HWK für Ostthüringen

Mit 18 Jahren schon 2. Bundessieger der Beton- und Stahlbetonbauer

(25.01.2018) Jonas Hopf aus Laasen bei Probstzella ist erst 18 Jahre. Doch er hat so manch Älterem einiges voraus: Zielstrebigkeit und den unbedingten Willen, in seinem Beruf stetig weiter zu kommen. Und so ist es nicht verwunderlich, dass er nun die Urkunde als 2. Bundessieger beim Leistungswettbewerb des Deutschen Handwerks in Empfang nehmen konnte. Auch sein ehemaliger Ausbildungschef, Reiner Eisoldt vom gleichnamigen Baugeschäft, ist stolz auf seine Urkunde für die hervorragende Ausbildung.

Jonas Hopf ist schon ein eine Ausnahme. „Es gibt ganz selten solche jungen Menschen wie ihn, die bereits in so jungen Jahren so zielstrebig sind und genau wissen, was sie einmal erreichen wollen“, findet auch Frank Lippert, Leiter der Bautechnik in der Bildungsstätte der Handwerkskammer in Rudolstadt, in der Jonas Hopf die überbetriebliche Ausbildung absolvierte.

Bereits mit 15 Jahren nutzte Jonas Hopf die Möglichkeit eines Praktikums im Baugeschäft Eisoldt. Nicht von ungefähr kam die Leidenschaft für das Bauhandwerk. „Mein Onkel und mein Bruder arbeiten als Maurer – da entstand auch mir das Interesse an einem Bauberuf“, erzählt Jonas. Er fand Gefallen an der Arbeit und hat schließlich gleich seine Bewerbung um eine Lehrstelle abgegeben. Für Reiner Eisoldt war es der 1. Lehrling und gleich ein Glücksgriff. Trotz seines qualifizierten Hauptschulabschlusses war Jonas nicht nur der Jüngste in der Berufsschulklasse, sondern am Ende sogar der Beste. „Das zeigt, dass man auch mit einem etwas niedrigeren Berufsabschluss bei entsprechendem Engagement und Willen eine hervorragende Prüfung ablegen kann.
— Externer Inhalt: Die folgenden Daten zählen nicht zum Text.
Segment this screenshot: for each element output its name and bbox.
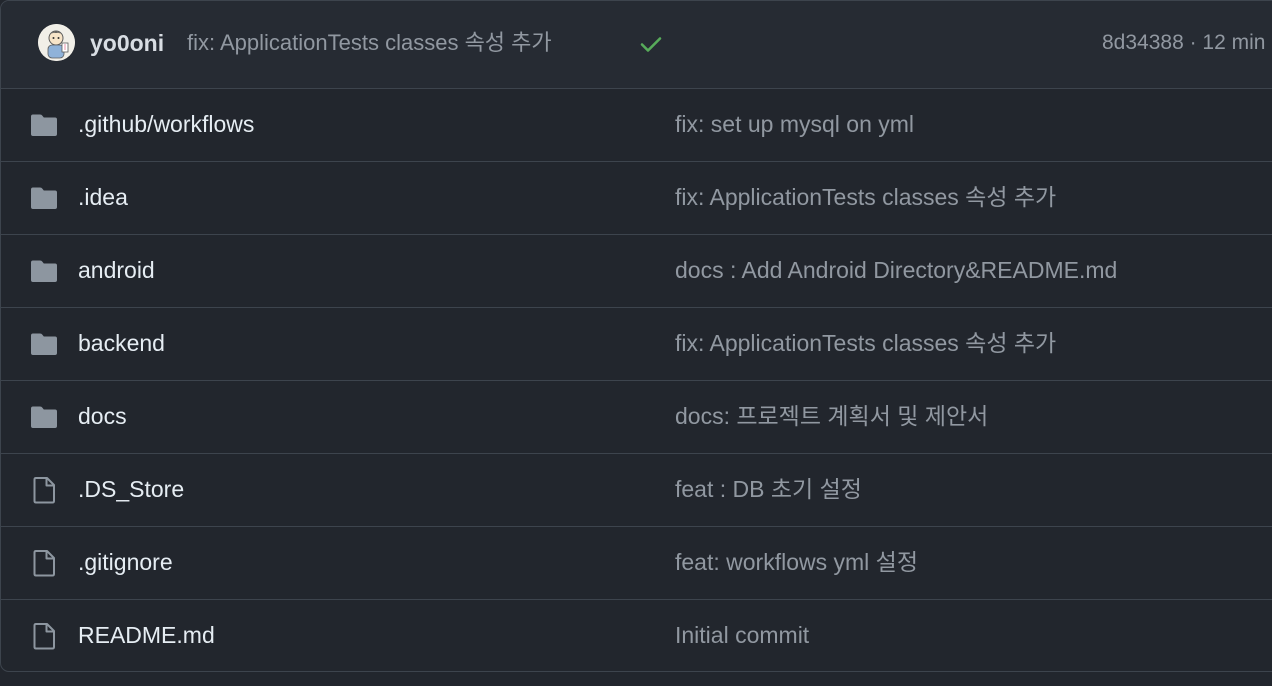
commit-hash-time[interactable]: 8d34388 · 12 min	[1102, 29, 1265, 57]
folder-icon	[29, 402, 59, 432]
file-name-link[interactable]: .github/workflows	[78, 109, 254, 139]
folder-icon	[29, 256, 59, 286]
file-icon	[29, 621, 59, 651]
avatar-image	[38, 24, 75, 61]
file-name-link[interactable]: README.md	[78, 620, 215, 650]
file-name-link[interactable]: backend	[78, 328, 165, 358]
file-row[interactable]: .DS_Store feat : DB 초기 설정	[1, 454, 1272, 527]
file-commit-message-link[interactable]: Initial commit	[675, 620, 809, 650]
file-name-link[interactable]: android	[78, 255, 155, 285]
file-row[interactable]: .github/workflows fix: set up mysql on ym…	[1, 89, 1272, 162]
file-commit-message-link[interactable]: fix: ApplicationTests classes 속성 추가	[675, 328, 1056, 358]
latest-commit-bar: yo0oni fix: ApplicationTests classes 속성 …	[1, 1, 1272, 89]
file-row[interactable]: .idea fix: ApplicationTests classes 속성 추가	[1, 162, 1272, 235]
file-browser: yo0oni fix: ApplicationTests classes 속성 …	[0, 0, 1272, 672]
commit-message[interactable]: fix: ApplicationTests classes 속성 추가	[187, 28, 552, 58]
file-name-link[interactable]: .DS_Store	[78, 474, 184, 504]
file-commit-message-link[interactable]: fix: ApplicationTests classes 속성 추가	[675, 182, 1056, 212]
avatar[interactable]	[38, 24, 75, 61]
file-row[interactable]: README.md Initial commit	[1, 600, 1272, 671]
file-row[interactable]: docs docs: 프로젝트 계획서 및 제안서	[1, 381, 1272, 454]
file-row[interactable]: backend fix: ApplicationTests classes 속성 …	[1, 308, 1272, 381]
file-row[interactable]: android docs : Add Android Directory&READ…	[1, 235, 1272, 308]
file-commit-message-link[interactable]: docs: 프로젝트 계획서 및 제안서	[675, 401, 988, 431]
file-commit-message-link[interactable]: feat : DB 초기 설정	[675, 474, 862, 504]
file-row[interactable]: .gitignore feat: workflows yml 설정	[1, 527, 1272, 600]
folder-icon	[29, 183, 59, 213]
file-commit-message-link[interactable]: fix: set up mysql on yml	[675, 109, 914, 139]
file-name-link[interactable]: docs	[78, 401, 127, 431]
file-commit-message-link[interactable]: docs : Add Android Directory&README.md	[675, 255, 1117, 285]
commit-author[interactable]: yo0oni	[90, 28, 164, 58]
file-name-link[interactable]: .idea	[78, 182, 128, 212]
file-icon	[29, 548, 59, 578]
folder-icon	[29, 329, 59, 359]
file-list: .github/workflows fix: set up mysql on ym…	[1, 89, 1272, 671]
check-icon[interactable]	[638, 31, 664, 57]
file-commit-message-link[interactable]: feat: workflows yml 설정	[675, 547, 918, 577]
file-icon	[29, 475, 59, 505]
folder-icon	[29, 110, 59, 140]
file-name-link[interactable]: .gitignore	[78, 547, 173, 577]
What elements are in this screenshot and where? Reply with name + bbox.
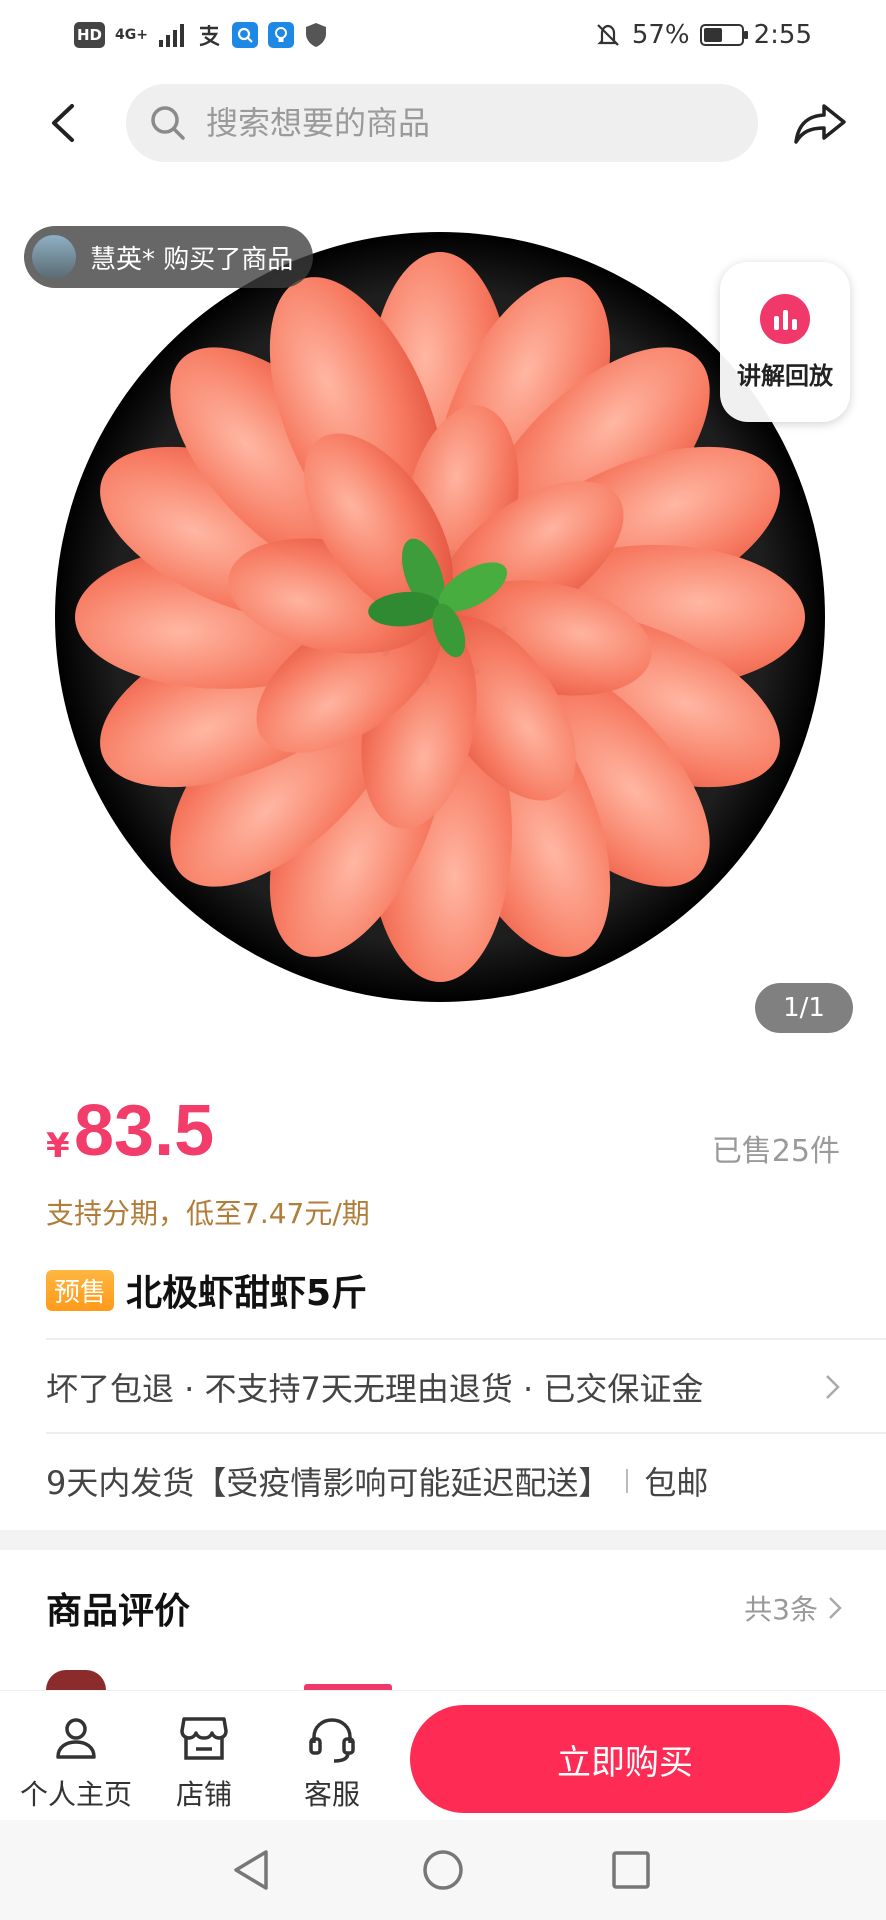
separator xyxy=(626,1469,629,1493)
divider xyxy=(46,1432,886,1434)
replay-button[interactable]: 讲解回放 xyxy=(720,262,850,422)
profile-label: 个人主页 xyxy=(19,1778,132,1811)
reviewer-avatar xyxy=(46,1670,106,1690)
person-icon xyxy=(56,1718,96,1759)
shipping-text: 9天内发货【受疫情影响可能延迟配送】 xyxy=(46,1464,611,1502)
store-icon xyxy=(180,1717,228,1760)
buyer-avatar xyxy=(32,235,76,279)
currency-symbol: ¥ xyxy=(46,1126,70,1166)
service-guarantee-row[interactable]: 坏了包退 · 不支持7天无理由退货 · 已交保证金 xyxy=(46,1342,846,1432)
battery-percent: 57% xyxy=(631,20,690,50)
profile-button[interactable]: 个人主页 xyxy=(16,1711,136,1813)
divider xyxy=(46,1338,886,1340)
system-nav-bar xyxy=(0,1820,886,1920)
recent-buyer-notice: 慧英* 购买了商品 xyxy=(24,226,314,288)
battery-icon xyxy=(699,24,748,46)
search-input[interactable] xyxy=(204,103,728,143)
nav-back-icon[interactable] xyxy=(228,1846,276,1894)
reviews-header[interactable]: 商品评价 共3条 xyxy=(46,1568,846,1648)
search-bar[interactable] xyxy=(126,84,758,162)
guarantee-text: 坏了包退 · 不支持7天无理由退货 · 已交保证金 xyxy=(46,1370,704,1408)
free-shipping-tag: 包邮 xyxy=(644,1464,709,1502)
shop-label: 店铺 xyxy=(175,1778,232,1811)
buyer-notice-text: 慧英* 购买了商品 xyxy=(90,244,294,275)
reviews-count[interactable]: 共3条 xyxy=(744,1588,846,1628)
price: 83.5 xyxy=(74,1091,215,1171)
installment-info[interactable]: 支持分期，低至7.47元/期 xyxy=(46,1192,370,1232)
chevron-right-icon xyxy=(829,1597,842,1619)
battery-fill xyxy=(703,28,723,42)
hd-icon: HD xyxy=(74,22,106,48)
shipping-row: 9天内发货【受疫情影响可能延迟配送】 包邮 xyxy=(46,1436,708,1526)
signal-icon xyxy=(158,24,184,47)
shop-button[interactable]: 店铺 xyxy=(144,1711,264,1813)
bulb-app-icon xyxy=(267,22,294,48)
alipay-icon xyxy=(199,25,220,47)
service-label: 客服 xyxy=(303,1778,360,1811)
presale-badge: 预售 xyxy=(46,1269,115,1311)
search-icon xyxy=(151,106,185,140)
reviews-count-text: 共3条 xyxy=(744,1593,818,1626)
top-nav xyxy=(0,84,886,162)
section-separator xyxy=(0,1530,886,1550)
product-gallery[interactable]: 慧英* 购买了商品 讲解回放 1/1 xyxy=(0,186,886,1050)
network-type-icon: 4G+ xyxy=(115,27,148,43)
sold-count: 已售25件 xyxy=(711,1134,840,1169)
bottom-action-bar: 个人主页 店铺 客服 立即购买 xyxy=(0,1690,886,1820)
status-right: 57% 2:55 xyxy=(594,20,812,50)
shield-icon xyxy=(305,23,326,47)
clock: 2:55 xyxy=(753,20,812,50)
price-row: ¥ 83.5 已售25件 xyxy=(46,1090,840,1171)
image-page-indicator: 1/1 xyxy=(755,983,853,1033)
share-icon[interactable] xyxy=(792,98,848,148)
nav-recents-icon[interactable] xyxy=(607,1846,655,1894)
status-left: HD 4G+ xyxy=(74,22,328,48)
nav-home-icon[interactable] xyxy=(419,1846,467,1894)
status-bar: HD 4G+ 57% 2:55 xyxy=(0,0,886,70)
buy-now-button[interactable]: 立即购买 xyxy=(410,1705,840,1813)
bell-muted-icon xyxy=(597,24,619,46)
back-icon[interactable] xyxy=(40,98,90,148)
replay-label: 讲解回放 xyxy=(737,361,833,390)
chevron-right-icon xyxy=(826,1375,840,1399)
headset-icon xyxy=(309,1718,355,1763)
customer-service-button[interactable]: 客服 xyxy=(272,1711,392,1813)
replay-icon xyxy=(760,293,810,344)
search-app-icon xyxy=(231,22,258,48)
reviews-title: 商品评价 xyxy=(46,1591,191,1632)
product-title-row: 预售 北极虾甜虾5斤 xyxy=(46,1264,367,1316)
product-title: 北极虾甜虾5斤 xyxy=(126,1273,368,1314)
Die Krönung war dann jedoch der Bundesausscheid im vergangenen Jahr und der dort errungene 2. Bundessieg. „Da bin ich schon mächtig stolz drauf, der Zweitbeste aus ganz Deutschland zu sein“, freut sich Jonas Hopf noch heute.

Doch Ausruhen auf den Lorbeeren kommt für ihn nicht in Frage. Bereits im September 2017, nur drei Monate nach seinem erfolgreichen Gesellenabschluss als Beton- und Stahlbetonbauer, begann er mit der Meisterausbildung. Und auch hier ist er mit seinen derzeit 18 Jahren der Jüngste in der Meisterklasse. „Wenn alles klappt, habe ich im September 2019 meinen Meisterbrief in der Tasche“, blickt Jonas Hopf voraus. Wie es dann weiter geht, weiß er heute noch nicht. „Erst einmal liegt die volle Konzentration auf der Meisterausbildung“, unterstreicht der Junghandwerker.

Dieser unbedingte Willen zum Erfolg in diesen jungen Jahren ist auch für Reiner Eisoldt nicht alltäglich. „Viele sind erst mit Mitte 20 soweit, um genau zu wissen, wo der beruflichen Weg einmal hinführen soll. Da ist Jonas schon eine wirkliche Ausnahme“, erklärt Reiner Eisoldt. Zwar stimmt es ihn ein wenig traurig, dass Jonas nach der Ausbildung nicht in seinem Handwerksunternehmen geblieben ist. „Ich verstehe ihn aber voll und ganz, dass er sein Wissen in einem größeren Betrieb noch einmal erweitern möchte“ und klopft seinem ehemaligen Schützling auf die Schulter. Beide haben immer noch ein sehr vertrauensvolles und freundschaftliches Verhältnis. Das wird sicher auch in Zukunft so bleiben, denn Reiner Eisoldt ist und bleibt für Jonas Hopf der Beginn einer hoffentlich tollen Karriere im Handwerk.



Foto: Hartmut Streipert, Ausbildungsberater der Handwerkskammer für Ostthüringen, überreicht die Urkunden zum 2. Bundessieg an Beton- und Stahlbetonbauer Jonas Hopf sowie an Reiner Eisoldt (v.l.) vom gleichnamigen Baugeschäft, in dem Jonas seine Ausbildung absolvierte.